Тема совестливости и достоинства в повести А. Солженицына «Один день Ивана Денисовича».



 В повести «Один день Ивана Денисовича» А. Солженицын рассказывает всего об одном дне в лагере, ставшим символом страшной эпохи, в которой жила наша страна. Осудив бесчеловечную систему, писатель вместе с тем создал образ подлинно национального героя, сумевшего сохранить лучшие качества русского народа.

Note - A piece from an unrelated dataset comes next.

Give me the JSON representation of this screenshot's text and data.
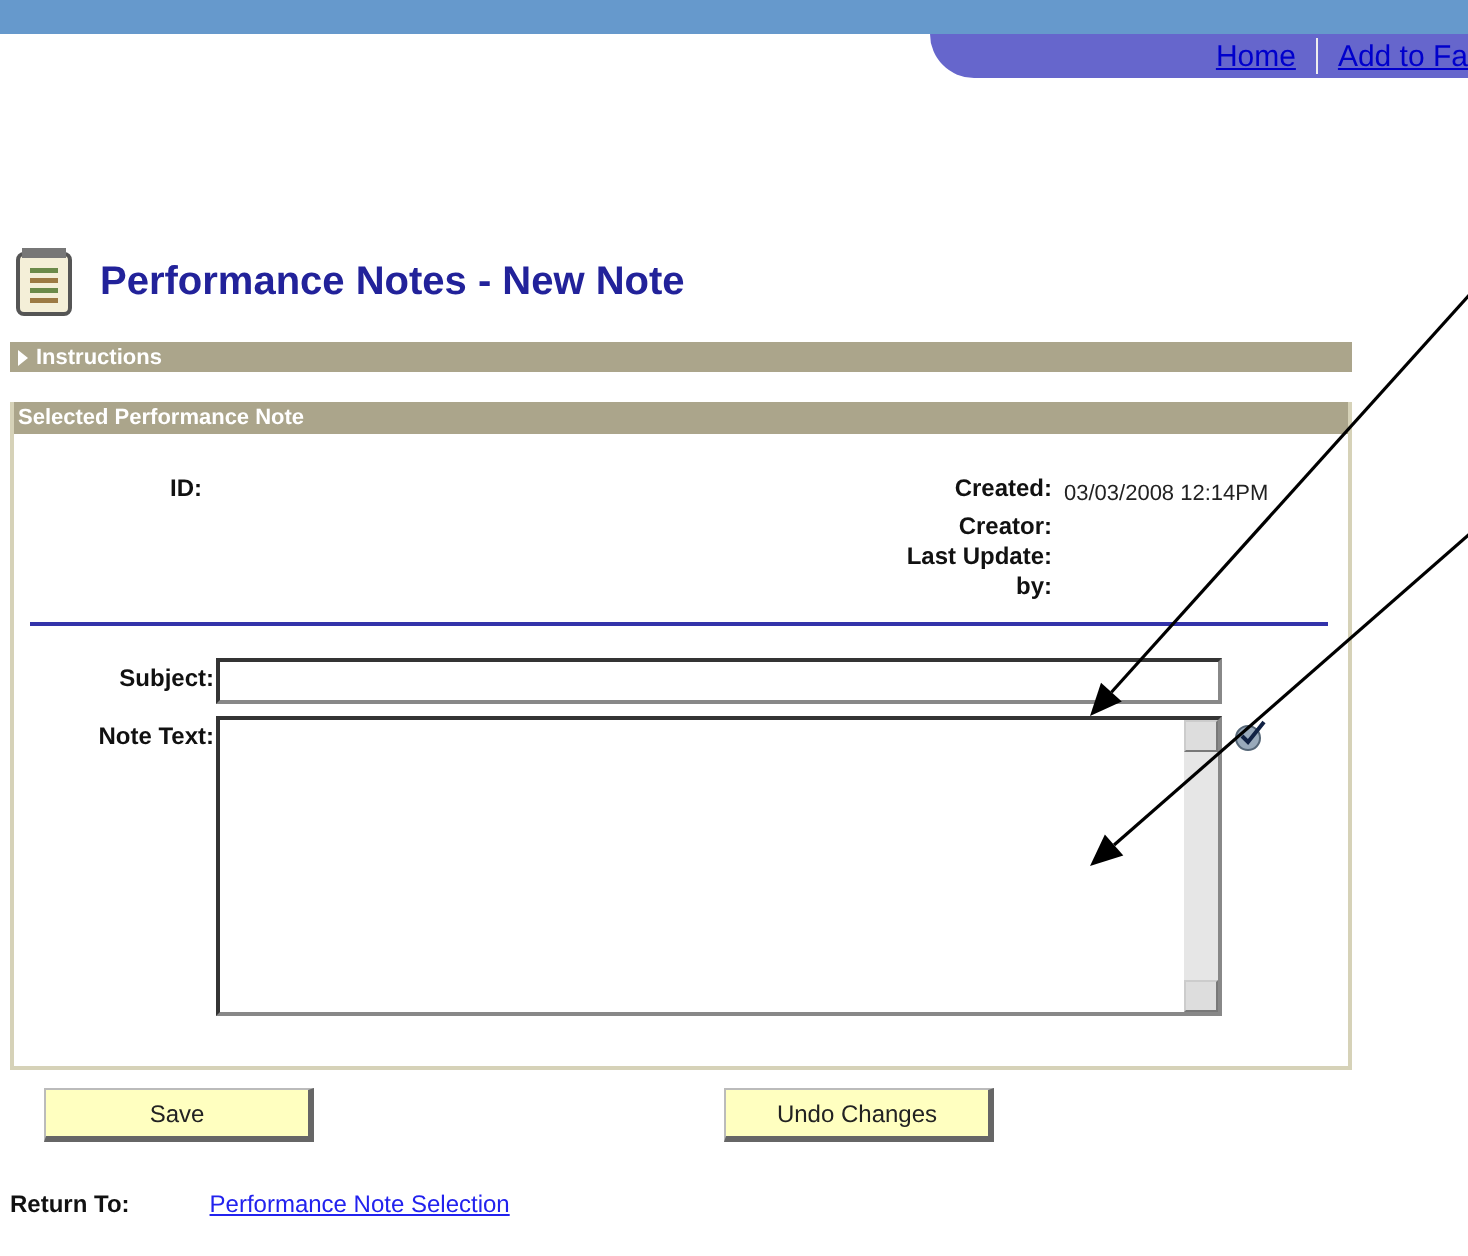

Воплощён этот образ в главном герое повести – Иване Денисовиче Шухове. Кажется, нет в этом герое ничего особенного. Так, например, он подводит итоги прожитого дня: «На дню у него выдалось много удач: в карцер не посадили, на Соцгородок бригаду не выгнали, в обед он закосил кашу… с ножовкой на шмоне не попался, подработал вечером у Цезаря и табачку купил. И не заболел, перемогся. Прошёл день, ничем не омрачённый, почти счастливый».

Неужели в этом заключается счастье? Именно так. Автор нисколько не иронизирует над Шуховым, а симпатизирует ему, уважает своего героя, живущего в согласии с самим собой и по-христиански принимающего невольное положение.

Иван Денисович любит работать. Его принцип: заработал – получай, «а на чужое добро брюха не распяливай». В том, с какой любовью он занят делом, чувствуется радость мастера, свободно владеющего своим делом.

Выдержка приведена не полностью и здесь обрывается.